Zhu Jiangfeng, Shalel-Levanon Sagit, Bennett George, San Ka-Yiu
Department of Bioengineering, Rice University, Houston, Texas, USA.
Biotechnol Bioeng. 2007 May 1;97(1):138-43. doi: 10.1002/bit.21219.

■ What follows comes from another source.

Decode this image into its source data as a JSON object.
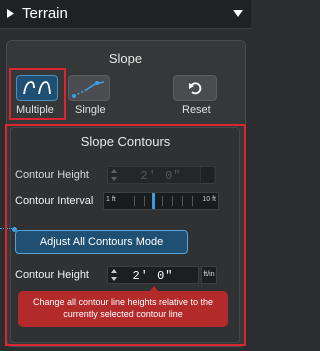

The product of yfiD gene is similar to pyruvate formate-lyase (PFL) activase and it has been reported to activate PFL by replacing the glycyl radical domain. To quantitate the effect of YfiD on the cell metabolism in microaerobic cultures, glucose-limited chemostat cultures were conducted with Escherichia coli yfiD mutant and yfiDarcA mutant strains. The microaerobic condition was controlled by purging the culture media with 2.5% O(2) in N(2). The intracellular metabolic flux distributions in these cultures were estimated based on C-13 labeling experiments. By comparing with the flux distributions in wild-type E. coli and the arcA mutant, it was shown that YfiD contributes to about 18% of the PFL flux in the arcA mutant, but it did not contribute to the PFL flux in wild-type E. coli. It was also shown that the cell used both PFL and pyruvate dehydrogenase (PDH) to supplement the acetyl-coenzyme A (AcCoA) pool under microaerobic conditions. The flux through PDH was about 22-30% of the total flux toward AcCoA in the wild-type, the yfiD mutant and yfiDarcA mutant strains. Relatively higher lactate production was seen in the yfiDarcA mutant than the other strains, which was due to the lower total flux through PFL and PDH toward AcCoA in this strain.
yfiD基因的产物类似于丙酮酸甲酸裂解酶(PFL)激活酶,据报道它通过取代甘氨酰自由基结构域来激活PFL。为了定量YfiD在微需氧培养中对细胞代谢的影响,使用大肠杆菌yfiD突变体和yfiDarcA突变体菌株进行了葡萄糖限制恒化器培养。通过用含2.5% O₂的N₂吹扫培养基来控制微需氧条件。基于¹³C标记实验估计了这些培养物中的细胞内代谢通量分布。与野生型大肠杆菌和arcA突变体中的通量分布相比,结果表明YfiD对arcA突变体中约18%的PFL通量有贡献,但对野生型大肠杆菌中的PFL通量没有贡献。还表明在微需氧条件下,细胞同时使用PFL和丙酮酸脱氢酶(PDH)来补充乙酰辅酶A(AcCoA)库。在野生型、yfiD突变体和yfiDarcA突变体菌株中,通过PDH的通量约占通向AcCoA的总通量的22% - 30%。在yfiDarcA突变体中观察到的乳酸产量相对高于其他菌株,这是由于该菌株中通过PFL和PDH通向AcCoA的总通量较低。